Чёрный деревянный короб распался посреди кабинета на две половинки.
— …в трёх шикарных чемоданах выслал трупы в Ватикан, — вдруг забубнил Боря.
— Да-да, Боринька без царя в голове, — брезгливо сказал Розанов. — Триста раз говорил вам: бросьте вы это виршеплётство! Александр Иваныч, продолжим…
Тиняков нагнулся, чтобы достать со дна чемодана заместительный билет. Лицо его приобрело глумливое выражение, он хотел что-то сказать, но запнулся, оглянувшись на девушку.

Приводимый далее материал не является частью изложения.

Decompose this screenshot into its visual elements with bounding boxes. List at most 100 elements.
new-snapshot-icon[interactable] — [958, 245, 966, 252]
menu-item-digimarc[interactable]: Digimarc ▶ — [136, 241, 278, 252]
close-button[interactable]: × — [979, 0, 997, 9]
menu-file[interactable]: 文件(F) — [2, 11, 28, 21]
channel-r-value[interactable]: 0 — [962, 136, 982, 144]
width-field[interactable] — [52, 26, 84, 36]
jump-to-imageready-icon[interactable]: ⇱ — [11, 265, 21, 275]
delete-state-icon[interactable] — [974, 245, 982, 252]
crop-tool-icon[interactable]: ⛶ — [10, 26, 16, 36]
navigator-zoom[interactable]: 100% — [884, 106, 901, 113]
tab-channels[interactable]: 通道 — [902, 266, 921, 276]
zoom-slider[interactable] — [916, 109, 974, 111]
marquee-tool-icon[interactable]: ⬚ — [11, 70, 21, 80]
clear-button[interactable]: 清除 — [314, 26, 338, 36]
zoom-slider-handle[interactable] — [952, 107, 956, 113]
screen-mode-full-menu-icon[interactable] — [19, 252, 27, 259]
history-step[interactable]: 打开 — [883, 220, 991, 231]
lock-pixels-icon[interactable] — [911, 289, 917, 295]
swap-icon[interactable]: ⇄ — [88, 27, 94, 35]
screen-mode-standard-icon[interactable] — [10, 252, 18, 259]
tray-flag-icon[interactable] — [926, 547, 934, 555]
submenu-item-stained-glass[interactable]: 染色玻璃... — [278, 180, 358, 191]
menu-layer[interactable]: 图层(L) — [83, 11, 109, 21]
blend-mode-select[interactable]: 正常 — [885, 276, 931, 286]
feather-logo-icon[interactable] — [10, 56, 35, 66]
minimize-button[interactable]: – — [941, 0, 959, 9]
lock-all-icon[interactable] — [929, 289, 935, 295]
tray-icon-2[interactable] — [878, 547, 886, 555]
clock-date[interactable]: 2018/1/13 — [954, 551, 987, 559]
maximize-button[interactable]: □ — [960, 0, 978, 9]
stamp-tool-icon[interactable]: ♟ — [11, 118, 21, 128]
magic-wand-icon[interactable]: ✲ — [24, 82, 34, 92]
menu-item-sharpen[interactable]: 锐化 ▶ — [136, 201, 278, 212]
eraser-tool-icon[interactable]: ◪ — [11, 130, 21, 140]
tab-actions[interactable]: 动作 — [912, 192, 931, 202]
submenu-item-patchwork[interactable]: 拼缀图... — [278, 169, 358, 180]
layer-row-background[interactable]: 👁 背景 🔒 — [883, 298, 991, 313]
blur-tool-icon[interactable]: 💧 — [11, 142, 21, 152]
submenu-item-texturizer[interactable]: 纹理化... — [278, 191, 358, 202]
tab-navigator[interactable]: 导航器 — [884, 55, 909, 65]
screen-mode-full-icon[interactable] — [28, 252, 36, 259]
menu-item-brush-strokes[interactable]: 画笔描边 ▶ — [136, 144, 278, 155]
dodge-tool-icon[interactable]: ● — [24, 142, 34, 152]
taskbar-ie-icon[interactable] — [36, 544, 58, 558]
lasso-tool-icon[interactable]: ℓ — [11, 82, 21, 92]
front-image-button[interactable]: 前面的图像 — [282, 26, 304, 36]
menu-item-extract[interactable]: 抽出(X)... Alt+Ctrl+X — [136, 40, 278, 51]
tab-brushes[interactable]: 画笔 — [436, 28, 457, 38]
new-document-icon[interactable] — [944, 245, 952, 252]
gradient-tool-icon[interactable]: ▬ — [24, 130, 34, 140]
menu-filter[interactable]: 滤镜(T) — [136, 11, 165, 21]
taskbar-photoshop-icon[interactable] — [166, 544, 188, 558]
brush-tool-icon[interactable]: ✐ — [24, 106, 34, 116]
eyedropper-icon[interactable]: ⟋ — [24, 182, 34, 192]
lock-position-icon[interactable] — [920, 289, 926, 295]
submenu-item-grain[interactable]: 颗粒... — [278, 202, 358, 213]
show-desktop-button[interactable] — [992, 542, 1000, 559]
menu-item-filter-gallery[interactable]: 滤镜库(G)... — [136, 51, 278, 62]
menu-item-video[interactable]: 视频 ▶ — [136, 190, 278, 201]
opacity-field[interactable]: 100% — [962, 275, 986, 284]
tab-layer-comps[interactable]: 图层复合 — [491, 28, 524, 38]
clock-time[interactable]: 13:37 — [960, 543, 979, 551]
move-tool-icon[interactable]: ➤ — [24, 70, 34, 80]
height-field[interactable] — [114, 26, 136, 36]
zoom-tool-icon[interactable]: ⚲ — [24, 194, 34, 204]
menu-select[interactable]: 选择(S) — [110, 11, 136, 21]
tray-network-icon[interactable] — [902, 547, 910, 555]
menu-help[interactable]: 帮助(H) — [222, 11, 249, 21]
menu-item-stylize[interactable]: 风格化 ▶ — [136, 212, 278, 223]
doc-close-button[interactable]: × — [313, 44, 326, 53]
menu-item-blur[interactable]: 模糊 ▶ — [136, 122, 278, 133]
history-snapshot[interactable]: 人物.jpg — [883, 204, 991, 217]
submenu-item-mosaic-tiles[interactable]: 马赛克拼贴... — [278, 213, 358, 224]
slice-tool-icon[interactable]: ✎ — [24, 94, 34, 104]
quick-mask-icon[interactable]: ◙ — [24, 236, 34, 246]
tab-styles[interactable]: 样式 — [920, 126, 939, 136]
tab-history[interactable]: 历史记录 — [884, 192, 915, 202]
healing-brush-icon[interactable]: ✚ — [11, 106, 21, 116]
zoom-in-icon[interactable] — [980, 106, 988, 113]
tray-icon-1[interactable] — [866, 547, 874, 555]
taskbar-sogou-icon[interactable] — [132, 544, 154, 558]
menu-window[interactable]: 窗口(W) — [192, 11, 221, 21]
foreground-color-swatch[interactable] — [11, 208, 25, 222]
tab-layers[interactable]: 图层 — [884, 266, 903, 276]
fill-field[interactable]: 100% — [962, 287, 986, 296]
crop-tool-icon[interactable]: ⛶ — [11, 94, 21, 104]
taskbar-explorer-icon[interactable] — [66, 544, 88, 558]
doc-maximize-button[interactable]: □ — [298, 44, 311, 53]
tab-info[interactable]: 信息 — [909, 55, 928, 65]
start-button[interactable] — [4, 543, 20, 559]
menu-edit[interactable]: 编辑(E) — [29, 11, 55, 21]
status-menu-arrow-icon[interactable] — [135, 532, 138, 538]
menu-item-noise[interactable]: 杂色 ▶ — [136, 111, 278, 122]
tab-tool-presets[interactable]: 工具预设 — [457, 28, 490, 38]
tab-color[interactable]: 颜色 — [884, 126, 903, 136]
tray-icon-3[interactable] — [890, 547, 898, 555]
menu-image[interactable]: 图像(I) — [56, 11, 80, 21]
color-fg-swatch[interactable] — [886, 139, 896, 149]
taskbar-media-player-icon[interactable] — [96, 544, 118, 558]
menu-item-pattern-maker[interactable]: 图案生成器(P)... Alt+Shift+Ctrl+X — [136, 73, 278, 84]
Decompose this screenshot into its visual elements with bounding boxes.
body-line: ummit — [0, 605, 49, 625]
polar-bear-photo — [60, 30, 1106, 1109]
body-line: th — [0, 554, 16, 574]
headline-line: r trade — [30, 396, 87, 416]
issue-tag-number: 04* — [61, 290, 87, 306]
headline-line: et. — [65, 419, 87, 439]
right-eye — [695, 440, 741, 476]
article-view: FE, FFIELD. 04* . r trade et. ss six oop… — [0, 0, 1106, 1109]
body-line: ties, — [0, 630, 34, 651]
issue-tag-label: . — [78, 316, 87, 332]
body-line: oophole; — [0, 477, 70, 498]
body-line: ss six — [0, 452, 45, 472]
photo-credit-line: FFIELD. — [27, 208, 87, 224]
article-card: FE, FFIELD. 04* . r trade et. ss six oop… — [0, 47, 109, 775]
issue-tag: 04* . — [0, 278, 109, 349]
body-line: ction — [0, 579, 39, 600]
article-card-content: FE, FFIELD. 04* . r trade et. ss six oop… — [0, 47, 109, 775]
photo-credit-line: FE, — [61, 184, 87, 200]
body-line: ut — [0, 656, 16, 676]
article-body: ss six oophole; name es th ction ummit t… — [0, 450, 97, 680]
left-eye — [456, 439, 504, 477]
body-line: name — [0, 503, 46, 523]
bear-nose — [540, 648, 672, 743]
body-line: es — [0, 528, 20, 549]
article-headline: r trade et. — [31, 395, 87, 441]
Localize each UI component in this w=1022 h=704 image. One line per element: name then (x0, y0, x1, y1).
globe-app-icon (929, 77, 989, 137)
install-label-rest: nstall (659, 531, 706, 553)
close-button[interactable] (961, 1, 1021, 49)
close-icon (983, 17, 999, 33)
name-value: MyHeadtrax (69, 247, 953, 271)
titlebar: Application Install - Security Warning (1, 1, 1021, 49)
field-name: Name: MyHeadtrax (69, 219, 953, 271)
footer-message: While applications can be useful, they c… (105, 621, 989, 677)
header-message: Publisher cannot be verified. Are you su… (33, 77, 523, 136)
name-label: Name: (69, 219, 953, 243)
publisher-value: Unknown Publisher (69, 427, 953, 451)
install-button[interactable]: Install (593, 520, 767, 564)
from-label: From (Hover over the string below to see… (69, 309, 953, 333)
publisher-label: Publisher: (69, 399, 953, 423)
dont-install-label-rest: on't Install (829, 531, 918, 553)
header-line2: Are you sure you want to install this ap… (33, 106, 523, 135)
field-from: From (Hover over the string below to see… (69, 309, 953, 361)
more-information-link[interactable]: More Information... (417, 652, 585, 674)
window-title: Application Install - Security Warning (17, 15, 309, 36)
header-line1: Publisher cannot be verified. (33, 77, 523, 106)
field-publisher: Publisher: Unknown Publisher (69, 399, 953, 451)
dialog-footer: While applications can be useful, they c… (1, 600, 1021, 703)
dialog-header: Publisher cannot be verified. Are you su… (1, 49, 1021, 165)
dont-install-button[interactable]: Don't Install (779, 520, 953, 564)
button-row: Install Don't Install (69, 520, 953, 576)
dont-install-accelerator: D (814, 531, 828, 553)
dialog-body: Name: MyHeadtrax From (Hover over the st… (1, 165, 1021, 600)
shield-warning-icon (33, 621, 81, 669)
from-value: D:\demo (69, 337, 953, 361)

Выдавил, почти обыкновенным голосом и как будто не совсем то, что собирался:
— Просто уточки-голубки, ничего для вас не жаль…
— Какие уточки? — озадаченно произнесла Папер. — Я не пойму ваших стихов. Бедный! Вы плохо выглядите и заговариваетесь!
— Хватит! — процедил Вольский, отбирая и пряча билет. — Не при даме!
Тиняков неожиданно легко согласился.
— Как заполним чемодан?
— Давайте Колю уложим, — прыснул в кулак Бугаев.
— Кто у нас гимнастического склада? Пусть тот и лезет, — буркнул Вольский.
— А я не против, — пропел Боря. — Мне в чемоданах очень даже нравится. Уютно. Будто сильные крылья тебя обнимают.
С самой тоненькой книжечкой, какая только нашлась на полке, Василий Васильевич просеменил к чемодану и, держась за поясницу, опустил в деревянное нутро. Мужчины бросились помогать ему. Стопки «Людей лунного света», «Религии и культуры», «Сумерек просвещения» и «Тёмного лика», припасённых для раздаривания, а вероятнее — продажи автографированных экземпляров поклонникам, усыщали голодный зев чемодана.